Ways to Track Capacity and Resourcing through Issues/Requests

  • June 18, 2026
  • 1 reply
  • 0 views

Hi everyone,

I’m hoping there are some creative ideas out there that can help with better tracking capacity for one of our teams that only receive work through requests. 

We are tracking actual hours on these requests but planned hours are not included currently (and the team doesn’t want to track them at this time).   I have reports showing the amount of requests coming in to each person, amount completed, and actual hours reports but our leadership is hoping to see additional reporting for capacity and who is doing what.

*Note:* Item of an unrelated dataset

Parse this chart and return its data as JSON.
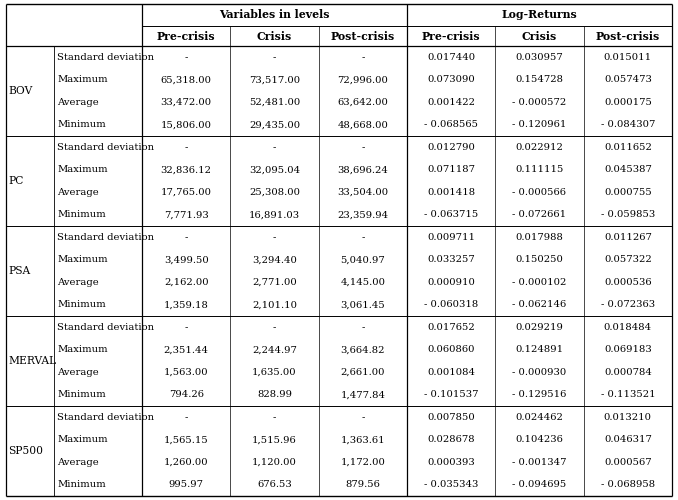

The planner and workload balancer cannot be used since these users only receive issues/requests and not tasks along with no planned hours. 

Any ideas to provide some additional reporting in our current state or are we stuck since we don’t use tasks or planned hours?

1 reply

ninoskuflic
Level 5
June 18, 2026

Hi ​@megand2, you are not completely stuck, but you cannot get true capacity planning without planned effort or available capacity data. 

 

You can maybe get the following metrics which might help:

  • “User A completed 35 requests requiring 120 actual hours” or
  • “User B has 25 open requests aging >14 days”

This can then give them an overview of where a disballance is happening. This is the only thing that comes to my mind at the moment while users are only working with requests. I do hope this helps even a little bit! 😁

If this solved your issue, please mark it as solved so others can find the solution faster.
megand2Author
Level 2
June 18, 2026

Hi ​@ninoskuflic, I appreciate you confirming I’m not missing anything obvious that can be done.  I have a report that shows the time to complete requests already but I like the idea of a user comparison of X requests taking X hours.   I’ll see if I can mock something up like that.   Not capacity planning really but maybe still good information at this stage that we can use.  Thank you!